A glimpse of a ‘typical’ week, via the Google Calendar, is as follows:
As mentioned, data-science lectures for all SURE 2023 students will take place in the morning. Then there will be separate presentations for the Optum and CMSAC groups around lunchtime, and in the afternoon we will have demo-labs, data-engineering, and project labs. As mentioned, you are expected to attend program activities in-person during the standard workday.
All SURE and Optum-only activities will take place in Posner Hall (POS 151). All CMSAC will take place in Porter Hall (PH A18A) for the duration of the program. Just two rooms to remember, how easy is that!
In terms of lecture and lab contents, please regularly refer to the schedule. Please note that the planned schedule is subject to change at the discretion of the teaching staff.
Breaks and Holidays
It’s important to take good rest during research. Aside from weekend breaks, we have the following planned breaks and holidays during the program
- Juneteenth: Monday 06/19.
- Independence Day break: Monday 07/03 to Wed 07/05 (inclusive)
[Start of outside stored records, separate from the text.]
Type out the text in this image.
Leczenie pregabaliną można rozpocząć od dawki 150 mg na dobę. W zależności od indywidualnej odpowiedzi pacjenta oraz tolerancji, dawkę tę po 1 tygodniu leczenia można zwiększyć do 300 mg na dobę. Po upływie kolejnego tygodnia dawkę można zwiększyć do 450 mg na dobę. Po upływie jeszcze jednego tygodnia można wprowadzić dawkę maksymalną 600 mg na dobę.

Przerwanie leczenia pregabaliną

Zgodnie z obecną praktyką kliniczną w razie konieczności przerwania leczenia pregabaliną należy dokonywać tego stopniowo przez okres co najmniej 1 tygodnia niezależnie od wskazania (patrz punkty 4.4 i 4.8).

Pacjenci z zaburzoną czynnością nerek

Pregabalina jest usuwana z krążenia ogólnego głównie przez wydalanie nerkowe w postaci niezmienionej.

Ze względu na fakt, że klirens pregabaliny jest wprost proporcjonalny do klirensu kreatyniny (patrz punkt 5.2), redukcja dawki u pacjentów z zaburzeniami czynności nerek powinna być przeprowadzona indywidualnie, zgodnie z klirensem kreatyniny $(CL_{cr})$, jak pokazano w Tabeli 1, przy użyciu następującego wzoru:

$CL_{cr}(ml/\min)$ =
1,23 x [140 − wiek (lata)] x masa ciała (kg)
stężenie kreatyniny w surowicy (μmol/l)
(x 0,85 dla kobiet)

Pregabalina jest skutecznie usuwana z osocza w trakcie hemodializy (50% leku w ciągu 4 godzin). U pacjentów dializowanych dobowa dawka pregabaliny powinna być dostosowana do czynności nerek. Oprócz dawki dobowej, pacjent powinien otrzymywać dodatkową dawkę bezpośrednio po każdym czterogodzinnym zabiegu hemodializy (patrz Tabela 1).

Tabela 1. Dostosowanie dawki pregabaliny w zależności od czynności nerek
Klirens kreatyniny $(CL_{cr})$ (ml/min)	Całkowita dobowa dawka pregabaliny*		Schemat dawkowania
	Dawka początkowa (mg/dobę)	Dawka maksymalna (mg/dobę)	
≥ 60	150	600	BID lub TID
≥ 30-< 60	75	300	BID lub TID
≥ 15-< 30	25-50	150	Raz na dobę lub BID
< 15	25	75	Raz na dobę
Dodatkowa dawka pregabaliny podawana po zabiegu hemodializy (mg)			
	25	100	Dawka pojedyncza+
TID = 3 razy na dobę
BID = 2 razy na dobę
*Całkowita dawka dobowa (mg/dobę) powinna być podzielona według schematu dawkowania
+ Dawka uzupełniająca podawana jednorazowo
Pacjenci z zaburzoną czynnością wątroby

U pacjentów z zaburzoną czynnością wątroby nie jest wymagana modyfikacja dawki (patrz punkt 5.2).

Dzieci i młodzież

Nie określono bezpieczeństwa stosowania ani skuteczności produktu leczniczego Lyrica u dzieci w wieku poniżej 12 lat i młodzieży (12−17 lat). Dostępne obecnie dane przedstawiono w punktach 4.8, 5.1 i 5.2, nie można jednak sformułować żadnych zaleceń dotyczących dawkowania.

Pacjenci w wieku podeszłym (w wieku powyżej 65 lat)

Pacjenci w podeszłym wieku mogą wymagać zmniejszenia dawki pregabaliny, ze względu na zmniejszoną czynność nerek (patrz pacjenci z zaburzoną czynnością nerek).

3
- (Optum only) site visit: Monday 07/17 to Thu 07/20 (inclusive)
Using Slack effectively
You will receive an invitation to a Slack workspace for the summer program. This will be the main communication channel for students, faculty, and staff for real time announcements and quick questions. You should check Slack frequently, especially during working hours. Slack messages are preferable to emails, but if official channels are required then email may be more appropriate.
In order to use Slack effectively, please note the following guidelines. Akshay and Yuchen will be the Slack Champions who will help manage our Slack workspace according to these guidelines.
Ask each other/teaching staff questions first.
We encourage you to reach out to your peers in DMs, group chats, in-person, etc. for help before pinging a TA or instructor.
Complicated statistical/programming questions are best asked in person during office hours or labs.
Slack etiquette
To keep the channels organized, please respond using threads, as opposed to starting a new thread each message.
Memes and off-topic discussions should be posted outside of the main channels, in their own dedicated #random channel.
All Slack communication must abide by the code of conduct.
Public channels
#announcements: All major program-wide announcements will be posted here, e.g., room changes and lunch logistics.
#general: Questions/discussion pertaining to the broader program (Optum or CMSAC)
#random: Post your memes, off-topic conversations, outside-events, etc.
Private channels
Fixed usage hours
- TAs or Instructors will generally be active and responsive on Slack during program hours, i.e., 9:30am-4pm weekdays, not on weekends/holidays, etc.